Still the presence of the armed guards reassured her. They looked fresh and alert. Each one met her glance with the same suspicion they showered on the other patients.

Incredibly, as Pam allowed herself to sit back on the bed, she noticed that each one of the other patients had sunk back on the cots and seemed to fall asleep. Only Pamela kept fighting the urge. She sank back onto the hard pillow and allowed herself to close her eyes, but she kept her fist clenched hard. This was an old trick she had learned to keep herself from falling asleep when she needed to close her eyes for a moment during her studies. The trick finally failed. Pamela woke with a start to find the room dim and most occupants snoring.

She heard low voices emanating from the small office.

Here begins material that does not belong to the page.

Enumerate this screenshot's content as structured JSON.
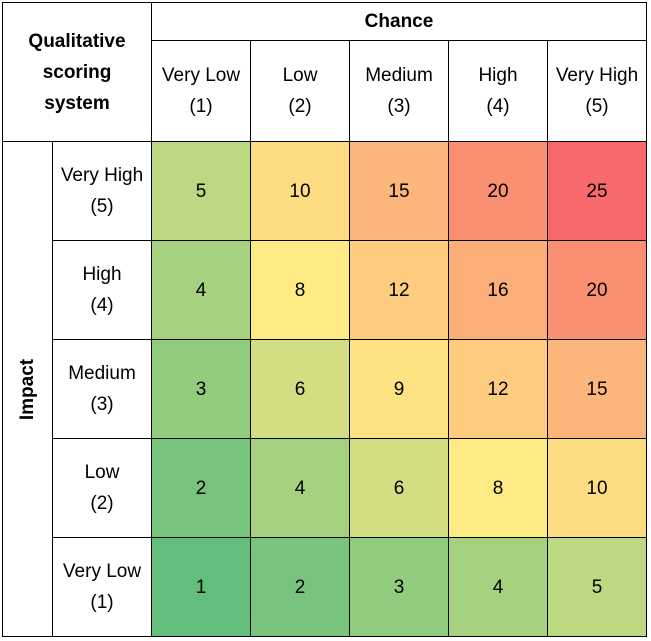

That room’s door had been closed, but the small reception window had been left open a crack. Perhaps the office’s occupants wanted to be sure they heard what went on in the ward room, but it also allowed their voices to echo out. As Pam turned her head, she noticed that Dr. Lincoln’s cot had been rolled away. She wanted to sit up so she could see if he was still in the room, but some kept instinct kept her still.

“We need to clean this room out,” Captain Crawford said. “We have enough subjects contained in the brig, and these infected people are just accidents waiting to happen.”